15Cette observation peut être qualifiée d’observation assistée par vidéo. Cette méthode, qui est utilisée aussi en ethnologie, permet de se positionner à la fois en tant qu’observateur et participant. L’observation n’est cependant que périphérique car nous n’étions pas dans la classe et n’avons joué aucun rôle dans le déroulement des tâches. Lors de l’observation des vidéos de lectures, nous avons adopté dans un premier temps le point de vue de l’élève pour ressentir l’effet produit par la lecture du maitre ; tout comme eux, nous étions spectateurs et auditeurs. Ce n’est que dans un second temps que nous nous sommes attachées à quantifier et qualifier le travail du maitre, puis à décrire la manière dont il met en œuvre ce moment. Le comportement des élèves a donc été pris en compte dans cette optique, c’est-à-dire en relation avec la situation installée par le maitre, mais nous n’avons pas cherché à identifier individuellement les apprentissages potentiellement effectués.

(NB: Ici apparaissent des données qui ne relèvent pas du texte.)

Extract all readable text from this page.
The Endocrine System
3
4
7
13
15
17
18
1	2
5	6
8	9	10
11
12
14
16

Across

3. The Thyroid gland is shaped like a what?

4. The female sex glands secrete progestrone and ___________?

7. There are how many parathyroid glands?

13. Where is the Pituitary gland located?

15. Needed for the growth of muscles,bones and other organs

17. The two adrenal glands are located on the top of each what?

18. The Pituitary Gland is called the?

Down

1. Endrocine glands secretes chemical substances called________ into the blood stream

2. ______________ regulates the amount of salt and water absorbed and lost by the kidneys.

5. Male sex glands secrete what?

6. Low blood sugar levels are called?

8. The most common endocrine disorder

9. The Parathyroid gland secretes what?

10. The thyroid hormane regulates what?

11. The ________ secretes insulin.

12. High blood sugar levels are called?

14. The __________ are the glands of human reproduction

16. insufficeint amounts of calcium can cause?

16Bien que la LO soit une pratique généralisée dans les classes de CP (90,84 % des classes de Lire-Écrire au CP), elle n’est néanmoins pas constante sur l’année : 65 % des classes l’ont déclarée au moins sur deux des trois semaines de l’enquête. Dans nos échantillons Class+ et Class–, cette différence est accentuée. 75 % de Class+ en font une pratique régulière tout au long de l’année contre 57 % de Class–.
17On observe des séances en un, deux ou trois temps, parmi lesquels on distingue deux temps consacrés exclusivement à des interactions (temps a et c) qui soit préparent à la lecture (a), soit sont le prolongement de la lecture (c), et un temps pendant lequel le texte est lu (temps b).
18L’usage des formats et les durées accordées à ces trois temps sont très différents entre Class+ et Class–.
Tableau 1. – Format des séances de LO.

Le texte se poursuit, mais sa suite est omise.